Answer
$$\sin x=-\frac{\sqrt{6}}{6}$$
Work Step by Step
$$\cos2x=\frac{2}{3}\hspace{1.5cm}\pi\lt x\lt\frac{3\pi}{2}\hspace{1.5cm}\sin x=?$$
Though this exercise can certainly be solved using half-angle identities, if you do not want to deal with the square root, another way to do it is through double-angle identities.

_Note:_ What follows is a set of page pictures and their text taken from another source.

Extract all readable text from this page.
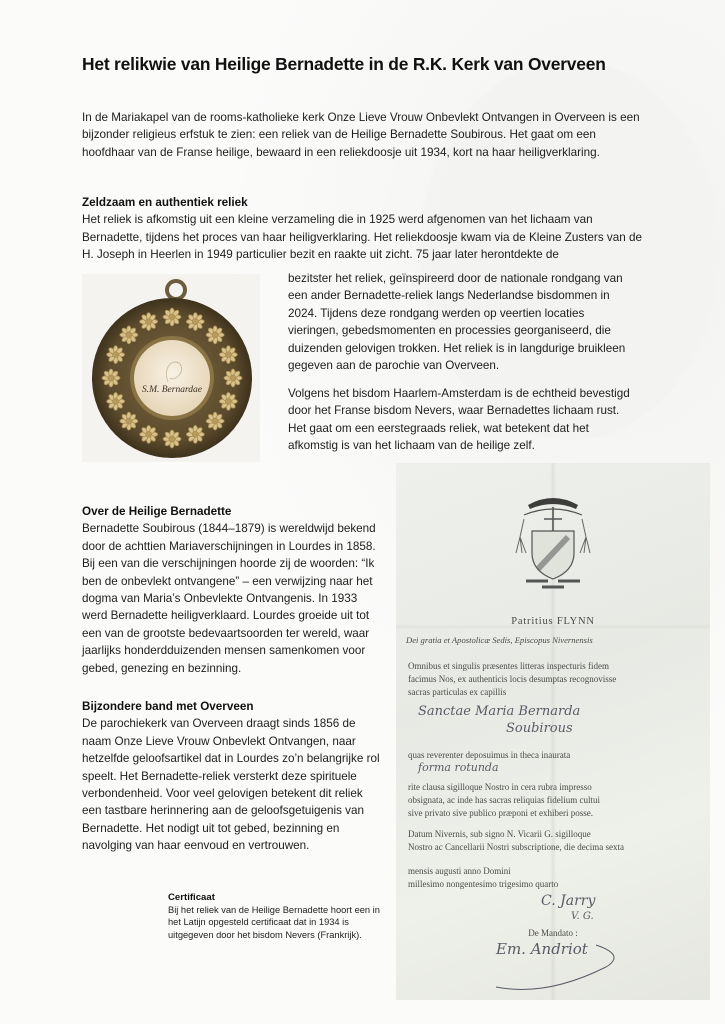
Het relikwie van Heilige Bernadette in de R.K. Kerk van Overveen

In de Mariakapel van de rooms-katholieke kerk Onze Lieve Vrouw Onbevlekt Ontvangen in Overveen is een bijzonder religieus erfstuk te zien: een reliek van de Heilige Bernadette Soubirous. Het gaat om een hoofdhaar van de Franse heilige, bewaard in een reliekdoosje uit 1934, kort na haar heiligverklaring.

Zeldzaam en authentiek reliek
Het reliek is afkomstig uit een kleine verzameling die in 1925 werd afgenomen van het lichaam van Bernadette, tijdens het proces van haar heiligverklaring. Het reliekdoosje kwam via de Kleine Zusters van de H. Joseph in Heerlen in 1949 particulier bezit en raakte uit zicht. 75 jaar later herontdekte de
bezitster het reliek, geïnspireerd door de nationale rondgang van een ander Bernadette-reliek langs Nederlandse bisdommen in 2024. Tijdens deze rondgang werden op veertien locaties vieringen, gebedsmomenten en processies georganiseerd, die duizenden gelovigen trokken. Het reliek is in langdurige bruikleen gegeven aan de parochie van Overveen.
Volgens het bisdom Haarlem-Amsterdam is de echtheid bevestigd door het Franse bisdom Nevers, waar Bernadettes lichaam rust. Het gaat om een eerstegraads reliek, wat betekent dat het afkomstig is van het lichaam van de heilige zelf.
S.M. Bernardae
Over de Heilige Bernadette
Bernadette Soubirous (1844–1879) is wereldwijd bekend door de achttien Mariaverschijningen in Lourdes in 1858. Bij een van die verschijningen hoorde zij de woorden: “Ik ben de onbevlekt ontvangene” – een verwijzing naar het dogma van Maria’s Onbevlekte Ontvangenis. In 1933 werd Bernadette heiligverklaard. Lourdes groeide uit tot een van de grootste bedevaartsoorden ter wereld, waar jaarlijks honderdduizenden mensen samenkomen voor gebed, genezing en bezinning.
Bijzondere band met Overveen
De parochiekerk van Overveen draagt sinds 1856 de naam Onze Lieve Vrouw Onbevlekt Ontvangen, naar hetzelfde geloofsartikel dat in Lourdes zo’n belangrijke rol speelt. Het Bernadette-reliek versterkt deze spirituele verbondenheid. Voor veel gelovigen betekent dit reliek een tastbare herinnering aan de geloofsgetuigenis van Bernadette. Het nodigt uit tot gebed, bezinning en navolging van haar eenvoud en vertrouwen.
Certificaat
Bij het reliek van de Heilige Bernadette hoort een in het Latijn opgesteld certificaat dat in 1934 is uitgegeven door het bisdom Nevers (Frankrijk).
Patritius FLYNN
Dei gratia et Apostolicæ Sedis, Episcopus Nivernensis
Omnibus et singulis præsentes litteras inspecturis fidem
facimus Nos, ex authenticis locis desumptas recognovisse
sacras particulas ex capillis
Sanctae Maria Bernarda
Soubirous
quas reverenter deposuimus in theca inaurata
forma rotunda
rite clausa sigilloque Nostro in cera rubra impresso
obsignata, ac inde has sacras reliquias fidelium cultui
sive privato sive publico præponi et exhiberi posse.
Datum Nivernis, sub signo N. Vicarii G. sigilloque
Nostro ac Cancellarii Nostri subscriptione, die decima sexta
mensis augusti anno Domini
millesimo nongentesimo trigesimo quarto
C. Jarry
V. G.
De Mandato :
Em. Andriot
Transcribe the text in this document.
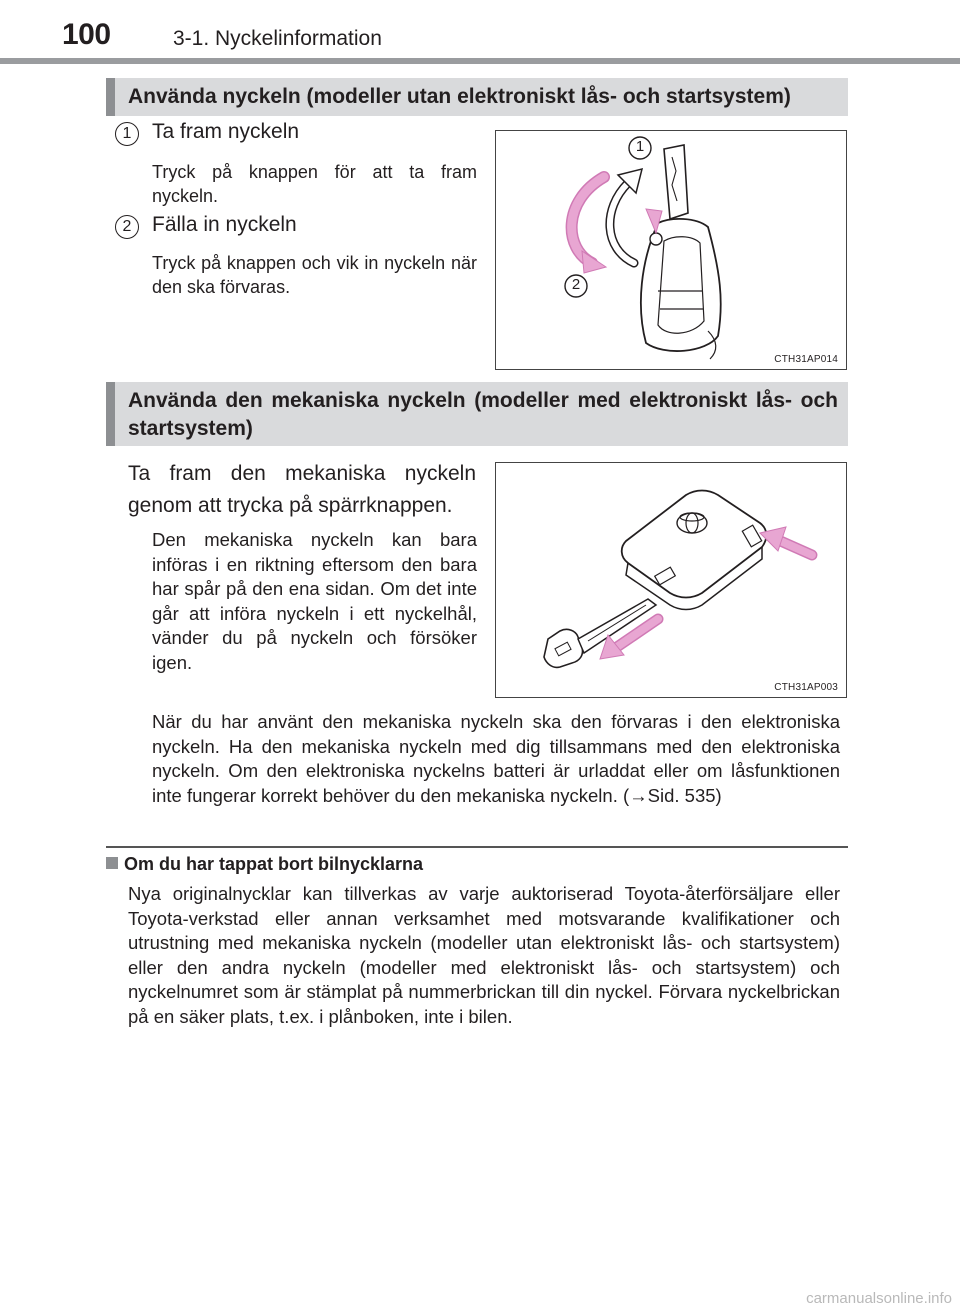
100	3-1. Nyckelinformation
Använda nyckeln (modeller utan elektroniskt lås- och startsystem)
1 Ta fram nyckeln
Tryck på knappen för att ta fram nyckeln.
2 Fälla in nyckeln
Tryck på knappen och vik in nyckeln när den ska förvaras.
1
2
CTH31AP014
Använda den mekaniska nyckeln (modeller med elektroniskt lås- och startsystem)
Ta fram den mekaniska nyckeln genom att trycka på spärrknappen.
Den mekaniska nyckeln kan bara införas i en riktning eftersom den bara har spår på den ena sidan. Om det inte går att införa nyckeln i ett nyckelhål, vänder du på nyckeln och försöker igen.
CTH31AP003
När du har använt den mekaniska nyckeln ska den förvaras i den elektroniska nyckeln. Ha den mekaniska nyckeln med dig tillsammans med den elektroniska nyckeln. Om den elektroniska nyckelns batteri är urladdat eller om låsfunktionen inte fungerar korrekt behöver du den mekaniska nyckeln. (→Sid. 535)
Om du har tappat bort bilnycklarna
Nya originalnycklar kan tillverkas av varje auktoriserad Toyota-återförsäljare eller Toyota-verkstad eller annan verksamhet med motsvarande kvalifikationer och utrustning med mekaniska nyckeln (modeller utan elektroniskt lås- och startsystem) eller den andra nyckeln (modeller med elektroniskt lås- och startsystem) och nyckelnumret som är stämplat på nummerbrickan till din nyckel. Förvara nyckelbrickan på en säker plats, t.ex. i plånboken, inte i bilen.
carmanualsonline.info
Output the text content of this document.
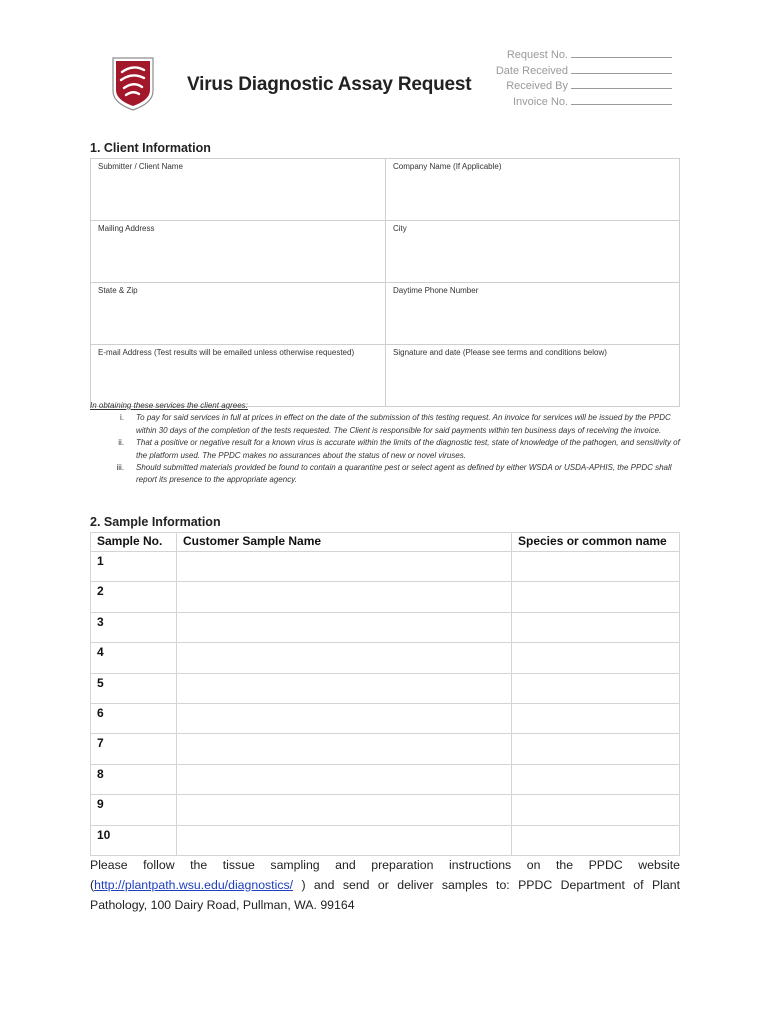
Virus Diagnostic Assay Request
Request No.
Date Received
Received By
Invoice No.
1. Client Information
Submitter / Client Name	Company Name (If Applicable)
Mailing Address	City
State & Zip	Daytime Phone Number
E-mail Address (Test results will be emailed unless otherwise requested)	Signature and date (Please see terms and conditions below)
In obtaining these services the client agrees:
i. To pay for said services in full at prices in effect on the date of the submission of this testing request. An invoice for services will be issued by the PPDC within 30 days of the completion of the tests requested. The Client is responsible for said payments within ten business days of receiving the invoice.
ii. That a positive or negative result for a known virus is accurate within the limits of the diagnostic test, state of knowledge of the pathogen, and sensitivity of the platform used. The PPDC makes no assurances about the status of new or novel viruses.
iii. Should submitted materials provided be found to contain a quarantine pest or select agent as defined by either WSDA or USDA-APHIS, the PPDC shall report its presence to the appropriate agency.
2. Sample Information
Sample No.	Customer Sample Name	Species or common name
1		
2		
3		
4		
5		
6		
7		
8		
9		
10		
Please follow the tissue sampling and preparation instructions on the PPDC website (http://plantpath.wsu.edu/diagnostics/ ) and send or deliver samples to: PPDC Department of Plant Pathology, 100 Dairy Road, Pullman, WA. 99164
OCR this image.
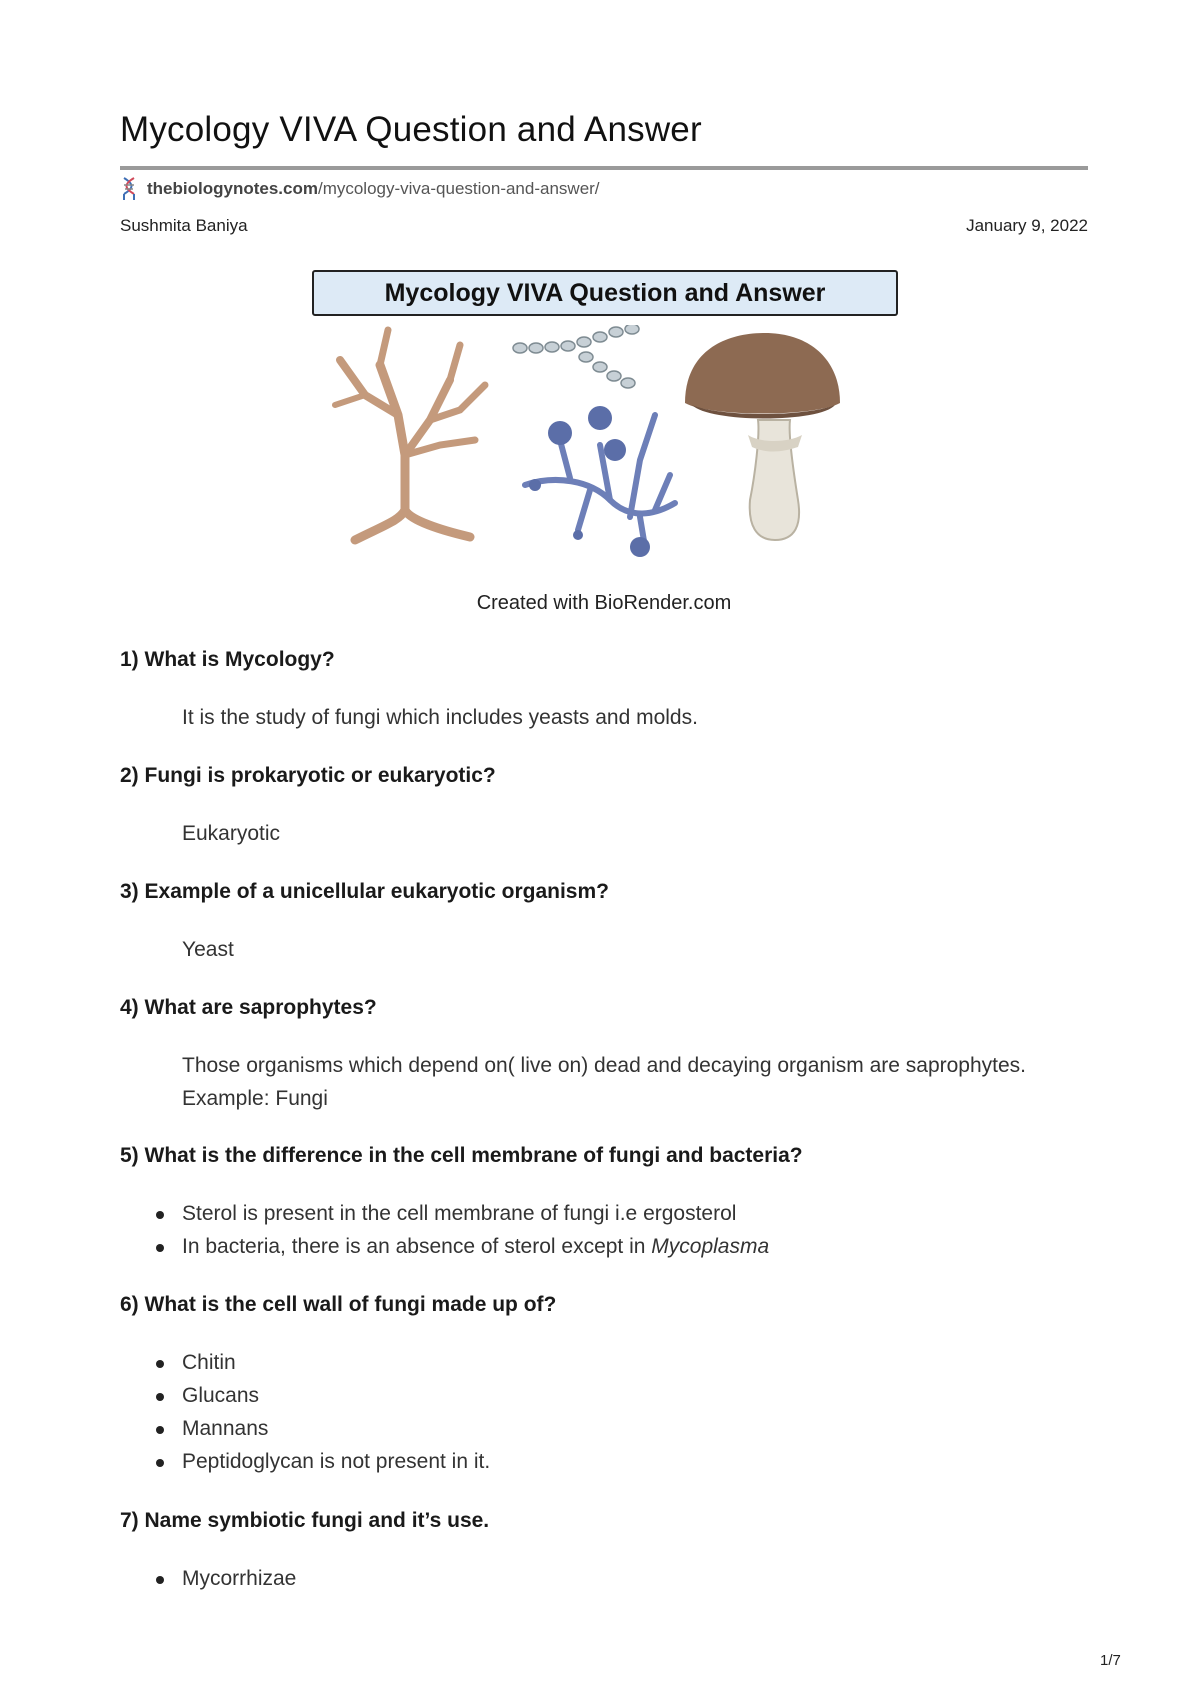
Mycology VIVA Question and Answer
thebiologynotes.com /mycology-viva-question-and-answer/
Sushmita Baniya	January 9, 2022
Mycology VIVA Question and Answer
Created with BioRender.com

1) What is Mycology?

It is the study of fungi which includes yeasts and molds.

2) Fungi is prokaryotic or eukaryotic?

Eukaryotic

3) Example of a unicellular eukaryotic organism?

Yeast

4) What are saprophytes?

Those organisms which depend on( live on) dead and decaying organism are saprophytes. Example: Fungi

5) What is the difference in the cell membrane of fungi and bacteria?

Sterol is present in the cell membrane of fungi i.e ergosterol
In bacteria, there is an absence of sterol except in Mycoplasma

6) What is the cell wall of fungi made up of?

Chitin
Glucans
Mannans
Peptidoglycan is not present in it.

7) Name symbiotic fungi and it’s use.

Mycorrhizae
1/7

- Double-angle Identity for cosines which only involves sines:
$$\cos2x=1-2\sin^2x$$
$$\sin^2x=\frac{1-\cos2x}{2}$$
$$\sin^2x=\frac{1-\frac{2}{3}}{2}$$
$$\sin^2x=\frac{\frac{1}{3}}{2}$$
$$\sin^2x=\frac{1}{6}$$
Thus, $$\sin x=\pm\frac{\sqrt1}{\sqrt{6}}=\pm\frac{1}{\sqrt6}=\pm\frac{\sqrt6}{6}$$
As $\pi\lt x\lt \frac{3\pi}{2}$, $x$ lies in the area of quadrant III, where sines are negative. So $\sin x\lt0$.
Therefore,
$$\sin x=-\frac{\sqrt{6}}{6}$$